FINRA found the firm used the incorrect effective date or estimated size of the offering when calculating the value of the securities and, as a result, miscalculated the open contractual commitment charges associated with its firm commitment underwriting activities. In addition, FINRA found that the firm (i) added revenues, fees and/or commissions received without taking the required offsetting deductions and (ii) added unrealized profits when calculating its aggregate indebtedness and net capital.
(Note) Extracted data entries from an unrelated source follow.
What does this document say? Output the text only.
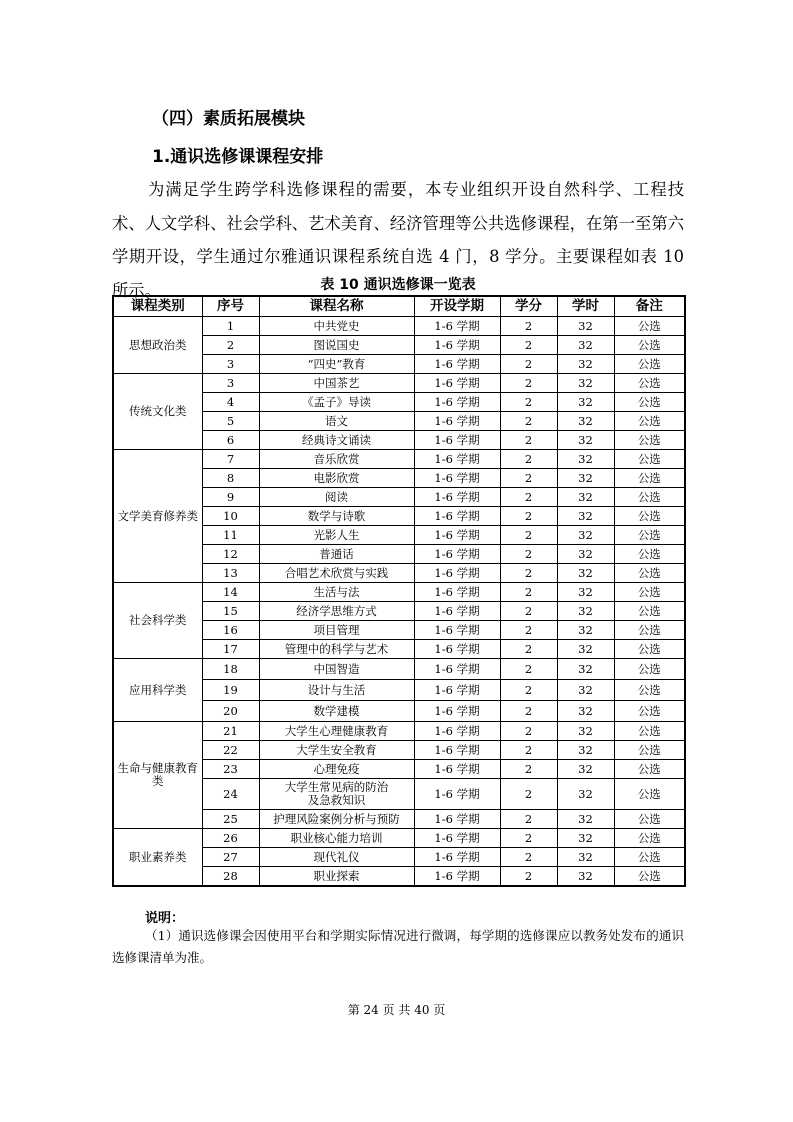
（四）素质拓展模块
1.通识选修课课程安排
为满足学生跨学科选修课程的需要，本专业组织开设自然科学、工程技术、人文学科、社会学科、艺术美育、经济管理等公共选修课程，在第一至第六学期开设，学生通过尔雅通识课程系统自选 4 门，8 学分。主要课程如表 10 所示。	表 10 通识选修课一览表
课程类别	序号	课程名称	开设学期	学分	学时	备注
思想政治类	1	中共党史	1-6 学期	2	32	公选
	2	图说国史	1-6 学期	2	32	公选
	3	“四史”教育	1-6 学期	2	32	公选
传统文化类	3	中国茶艺	1-6 学期	2	32	公选
	4	《孟子》导读	1-6 学期	2	32	公选
	5	语文	1-6 学期	2	32	公选
	6	经典诗文诵读	1-6 学期	2	32	公选
文学美育修养类	7	音乐欣赏	1-6 学期	2	32	公选
	8	电影欣赏	1-6 学期	2	32	公选
	9	阅读	1-6 学期	2	32	公选
	10	数学与诗歌	1-6 学期	2	32	公选
	11	光影人生	1-6 学期	2	32	公选
	12	普通话	1-6 学期	2	32	公选
	13	合唱艺术欣赏与实践	1-6 学期	2	32	公选
社会科学类	14	生活与法	1-6 学期	2	32	公选
	15	经济学思维方式	1-6 学期	2	32	公选
	16	项目管理	1-6 学期	2	32	公选
	17	管理中的科学与艺术	1-6 学期	2	32	公选
应用科学类	18	中国智造	1-6 学期	2	32	公选
	19	设计与生活	1-6 学期	2	32	公选
	20	数学建模	1-6 学期	2	32	公选
生命与健康教育类	21	大学生心理健康教育	1-6 学期	2	32	公选
	22	大学生安全教育	1-6 学期	2	32	公选
	23	心理免疫	1-6 学期	2	32	公选
	24	大学生常见病的防治及急救知识	1-6 学期	2	32	公选
	25	护理风险案例分析与预防	1-6 学期	2	32	公选
职业素养类	26	职业核心能力培训	1-6 学期	2	32	公选
	27	现代礼仪	1-6 学期	2	32	公选
	28	职业探索	1-6 学期	2	32	公选
说明：
（1）通识选修课会因使用平台和学期实际情况进行微调，每学期的选修课应以教务处发布的通识选修课清单为准。
第 24 页 共 40 页
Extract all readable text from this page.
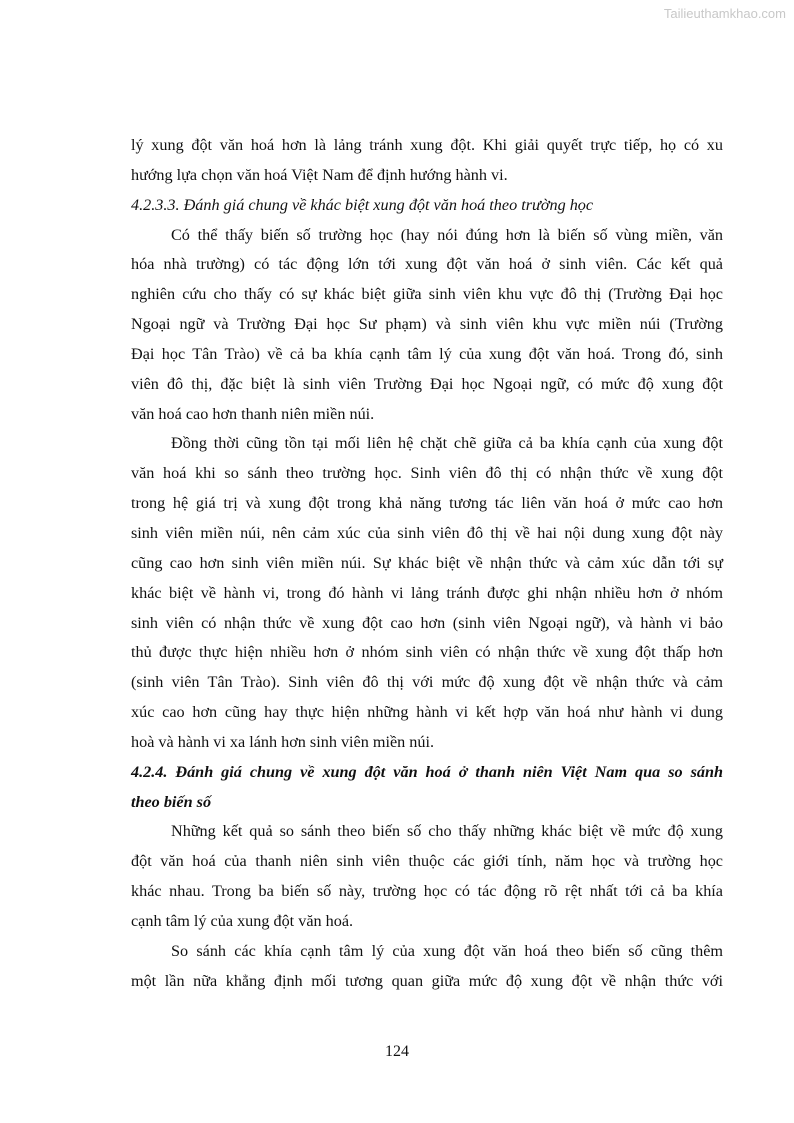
Tailieuthamkhao.com
lý xung đột văn hoá hơn là lảng tránh xung đột. Khi giải quyết trực tiếp, họ có xu
hướng lựa chọn văn hoá Việt Nam để định hướng hành vi.
4.2.3.3. Đánh giá chung về khác biệt xung đột văn hoá theo trường học
Có thể thấy biến số trường học (hay nói đúng hơn là biến số vùng miền, văn
hóa nhà trường) có tác động lớn tới xung đột văn hoá ở sinh viên. Các kết quả
nghiên cứu cho thấy có sự khác biệt giữa sinh viên khu vực đô thị (Trường Đại học
Ngoại ngữ và Trường Đại học Sư phạm) và sinh viên khu vực miền núi (Trường
Đại học Tân Trào) về cả ba khía cạnh tâm lý của xung đột văn hoá. Trong đó, sinh
viên đô thị, đặc biệt là sinh viên Trường Đại học Ngoại ngữ, có mức độ xung đột
văn hoá cao hơn thanh niên miền núi.
Đồng thời cũng tồn tại mối liên hệ chặt chẽ giữa cả ba khía cạnh của xung đột
văn hoá khi so sánh theo trường học. Sinh viên đô thị có nhận thức về xung đột
trong hệ giá trị và xung đột trong khả năng tương tác liên văn hoá ở mức cao hơn
sinh viên miền núi, nên cảm xúc của sinh viên đô thị về hai nội dung xung đột này
cũng cao hơn sinh viên miền núi. Sự khác biệt về nhận thức và cảm xúc dẫn tới sự
khác biệt về hành vi, trong đó hành vi lảng tránh được ghi nhận nhiều hơn ở nhóm
sinh viên có nhận thức về xung đột cao hơn (sinh viên Ngoại ngữ), và hành vi bảo
thủ được thực hiện nhiều hơn ở nhóm sinh viên có nhận thức về xung đột thấp hơn
(sinh viên Tân Trào). Sinh viên đô thị với mức độ xung đột về nhận thức và cảm
xúc cao hơn cũng hay thực hiện những hành vi kết hợp văn hoá như hành vi dung
hoà và hành vi xa lánh hơn sinh viên miền núi.
4.2.4. Đánh giá chung về xung đột văn hoá ở thanh niên Việt Nam qua so sánh
theo biến số
Những kết quả so sánh theo biến số cho thấy những khác biệt về mức độ xung
đột văn hoá của thanh niên sinh viên thuộc các giới tính, năm học và trường học
khác nhau. Trong ba biến số này, trường học có tác động rõ rệt nhất tới cả ba khía
cạnh tâm lý của xung đột văn hoá.
So sánh các khía cạnh tâm lý của xung đột văn hoá theo biến số cũng thêm
một lần nữa khẳng định mối tương quan giữa mức độ xung đột về nhận thức với
124
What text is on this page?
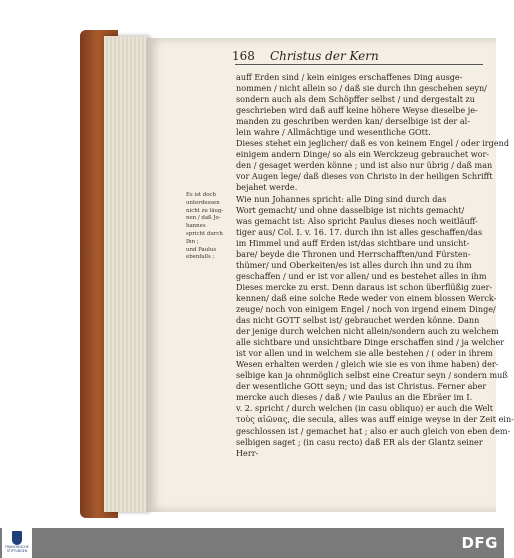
168 Christus der Kern
Es ist doch
unterdessen
nicht zu läug-
nen / daß Jo-
hannes
spricht durch
Ihn ;
und Paulus
ebenfalls ;
auff Erden sind / kein einiges erschaffenes Ding ausge-
nommen / nicht allein so / daß sie durch ihn geschehen seyn/
sondern auch als dem Schöpffer selbst / und dergestalt zu
geschrieben wird daß auff keine höhere Weyse dieselbe je-
manden zu geschriben werden kan/ derselbige ist der al-
lein wahre / Allmächtige und wesentliche GOtt.
Dieses stehet ein jeglicher/ daß es von keinem Engel / oder irgend
einigem andern Dinge/ so als ein Werckzeug gebrauchet wor-
den / gesaget werden könne ; und ist also nur übrig / daß man
vor Augen lege/ daß dieses von Christo in der heiligen Schrifft
bejahet werde.
Wie nun Johannes spricht: alle Ding sind durch das
Wort gemacht/ und ohne dasselbige ist nichts gemacht/
was gemacht ist: Also spricht Paulus dieses noch weitläuff-
tiger aus/ Col. I. v. 16. 17. durch ihn ist alles geschaffen/das
im Himmel und auff Erden ist/das sichtbare und unsicht-
bare/ beyde die Thronen und Herrschafften/und Fürsten-
thümer/ und Oberkeiten/es ist alles durch ihn und zu ihm
geschaffen / und er ist vor allen/ und es bestehet alles in ihm
Dieses mercke zu erst. Denn daraus ist schon überflüßig zuer-
kennen/ daß eine solche Rede weder von einem blossen Werck-
zeuge/ noch von einigem Engel / noch von irgend einem Dinge/
das nicht GOTT selbst ist/ gebrauchet werden könne. Dann
der jenige durch welchen nicht allein/sondern auch zu welchem
alle sichtbare und unsichtbare Dinge erschaffen sind / ja welcher
ist vor allen und in welchem sie alle bestehen / ( oder in ihrem
Wesen erhalten werden / gleich wie sie es von ihme haben) der-
selbige kan ja ohnmöglich selbst eine Creatur seyn / sondern muß
der wesentliche GOtt seyn; und das ist Christus. Ferner aber
mercke auch dieses / daß / wie Paulus an die Ebräer im I.
v. 2. spricht / durch welchen (in casu obliquo) er auch die Welt
τοὺς αἰῶνας, die secula, alles was auff einige weyse in der Zeit ein-
geschlossen ist / gemachet hat ; also er auch gleich von eben dem-
selbigen saget ; (in casu recto) daß ER als der Glantz seiner
Herr-
FRANCKESCHE STIFTUNGEN	DFG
Further, FINRA determined that the firm reduced the net capital charge associated with its firm commitment underwriting activity by multiples of $150,000, when it was permitted only one offsetting deduction, and reduced the firm’s net capital by an estimated minimum net capital requirement instead of the firm’s actual minimum requirement. As a result, the firm’s general ledger and record of its computation of its aggregate indebtedness and net capital, as well as 16 FOCUS reports filed by the firm based on those computations, over or understated the firm’s actual excess net capital in amounts ranging from approximately $5,600 to more than $1 million. The firm also failed to timely file nine FOCUS reports.

FINRA also found that the firm's WSP's were deficient in that they (i) did not specify when FOCUS reports were required to be filed pursuant to Exchange Act rules or designate any individual to verify the accuracy of the firm’s FOCUS reports; (ii) did not specify the frequency and manner in which net capital calculations should be performed, where and when to source the information needed to prepare the net capital calculations, or what to consider when assessing the firm’s net capital at the time of a firm commitment underwriting; and (iii) did not describe the steps to be taken by firm personnel after receiving or sending notification of a prospective underwriting commitment.

FINRA determined that the firm violated SEA Section 17(a) ("Records and Reports"), SEA Rules 17a-3 ("Records to Be Made by Certain Exchange Members, Brokers and Dealers") and 17a-5 ("Reports to Be Made by Certain Brokers and Dealers"), and FINRA Rules 4511 ("General Requirements"), 3110 ("Supervision") and 2010 ("Standards of Commercial Honor and Principles of Trade").

To settle the charges, the firm agreed to (i) a censure and (ii) pay at $150,000 fine.